Before you wage a battle with your ex for the home, decide if keeping it is really want you want. This means thinking with your head, not your heart. Take stock of what your finances will be post-divorce – your available income might go up or down, depending on whether you're paying or receiving alimony or child support. Can you afford the maintenance, or will you have to work two jobs just to make the mortgage payment? If you realize after some honest assessment that you do want to go through the necessary steps to keep the property, it's usually a good idea to get a firm idea of its value by arranging for an appraisal. This is your starting point for negotiations with your spouse, and the court will want to know what the house is worth as well.

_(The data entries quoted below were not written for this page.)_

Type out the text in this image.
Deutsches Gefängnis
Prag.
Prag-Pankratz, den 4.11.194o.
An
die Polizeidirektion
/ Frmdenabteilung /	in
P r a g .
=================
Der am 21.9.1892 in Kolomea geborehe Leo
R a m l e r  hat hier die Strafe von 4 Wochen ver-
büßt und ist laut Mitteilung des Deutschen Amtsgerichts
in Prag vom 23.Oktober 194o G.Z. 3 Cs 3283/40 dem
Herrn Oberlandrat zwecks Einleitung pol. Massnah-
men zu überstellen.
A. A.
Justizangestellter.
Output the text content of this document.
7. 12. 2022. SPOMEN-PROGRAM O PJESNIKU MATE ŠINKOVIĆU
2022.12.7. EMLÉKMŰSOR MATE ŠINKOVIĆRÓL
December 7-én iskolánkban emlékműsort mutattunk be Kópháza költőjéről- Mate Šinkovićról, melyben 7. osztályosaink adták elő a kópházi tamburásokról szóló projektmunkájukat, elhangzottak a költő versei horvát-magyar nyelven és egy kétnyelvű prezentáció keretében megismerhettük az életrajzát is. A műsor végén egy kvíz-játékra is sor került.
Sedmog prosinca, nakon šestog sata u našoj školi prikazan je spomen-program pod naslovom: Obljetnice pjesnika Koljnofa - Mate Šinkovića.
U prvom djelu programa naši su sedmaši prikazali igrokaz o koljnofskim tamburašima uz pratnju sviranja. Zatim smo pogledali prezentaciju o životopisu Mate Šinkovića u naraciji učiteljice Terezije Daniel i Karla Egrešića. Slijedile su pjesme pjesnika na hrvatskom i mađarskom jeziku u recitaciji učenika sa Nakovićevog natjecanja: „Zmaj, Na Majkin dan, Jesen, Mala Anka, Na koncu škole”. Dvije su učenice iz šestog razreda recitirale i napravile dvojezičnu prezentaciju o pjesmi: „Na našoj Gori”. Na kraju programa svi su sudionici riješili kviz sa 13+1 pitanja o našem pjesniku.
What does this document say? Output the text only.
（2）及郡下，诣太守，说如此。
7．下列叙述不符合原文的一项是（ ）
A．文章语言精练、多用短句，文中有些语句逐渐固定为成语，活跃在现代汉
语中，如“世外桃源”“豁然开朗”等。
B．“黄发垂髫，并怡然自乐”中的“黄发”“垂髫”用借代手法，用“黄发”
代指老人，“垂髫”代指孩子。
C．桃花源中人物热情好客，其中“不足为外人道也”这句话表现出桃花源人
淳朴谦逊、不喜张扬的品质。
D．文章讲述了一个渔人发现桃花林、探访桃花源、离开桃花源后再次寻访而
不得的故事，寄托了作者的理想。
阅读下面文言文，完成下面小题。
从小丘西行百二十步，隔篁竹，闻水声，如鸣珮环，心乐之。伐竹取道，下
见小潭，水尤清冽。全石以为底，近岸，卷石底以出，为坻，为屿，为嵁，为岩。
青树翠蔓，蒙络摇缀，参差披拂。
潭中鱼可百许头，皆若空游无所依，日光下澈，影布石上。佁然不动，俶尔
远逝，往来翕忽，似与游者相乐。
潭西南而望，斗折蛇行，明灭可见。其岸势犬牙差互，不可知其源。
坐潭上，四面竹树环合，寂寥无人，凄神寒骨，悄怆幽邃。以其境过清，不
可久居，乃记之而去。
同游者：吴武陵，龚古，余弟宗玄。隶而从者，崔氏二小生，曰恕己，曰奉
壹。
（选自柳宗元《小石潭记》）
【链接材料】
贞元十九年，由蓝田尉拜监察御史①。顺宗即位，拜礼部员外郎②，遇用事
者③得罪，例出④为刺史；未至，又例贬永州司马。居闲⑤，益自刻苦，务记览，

Assuming your home is not underwater – that is, the mortgage against it is not greater than its fair market value – some of its equity belongs to your spouse. If its fair market value is $300,000, and if you owe $250,000 on the mortgage, you'll probably owe your spouse about $25,000 for his share. This typically means refinancing the existing mortgage for $275,000 so that you can buy out his interest. You must be able to qualify for a loan of this size on your own.
If a cash-out refinance is out of the question, you might be able to offset your spouse's share of the home's equity by giving up other marital property. This requires that you have another marital asset equal in value to the equity in the home. For example, if you have an investment account or a retirement account worth $50,000, your share of that would be $25,000, assuming a 50-50 split. If you relinquish your right to that share, this offsets your spouse's right to $25,000 of the home's value.
There's no law that says you and your spouse can't continue to co-own the home post-divorce. You might want to defer its sale if it's underwater and you want to wait out the market, or if you don't want to force your kids to move right away. This option means you would probably have to give up the property eventually, however. It would be listed for sale at some date in the future, which would be specified in your marital settlement agreement or your divorce decree. Judges sometimes order this option, and typically, the spouse who remains in the house must assume responsibility for the mortgage. This is then factored into any split of equity when the property eventually sells, because your payments would probably whittle away at the principal balance of the mortgage. The downside to this arrangement is that if you stay in the house, your spouse's credit is vulnerable if you don't make the mortgage payments as agreed. You – or the court – can include "hold harmless" language in your agreement or decree, giving your spouse the right to take you back to court for reimbursement if he has to make the payments himself.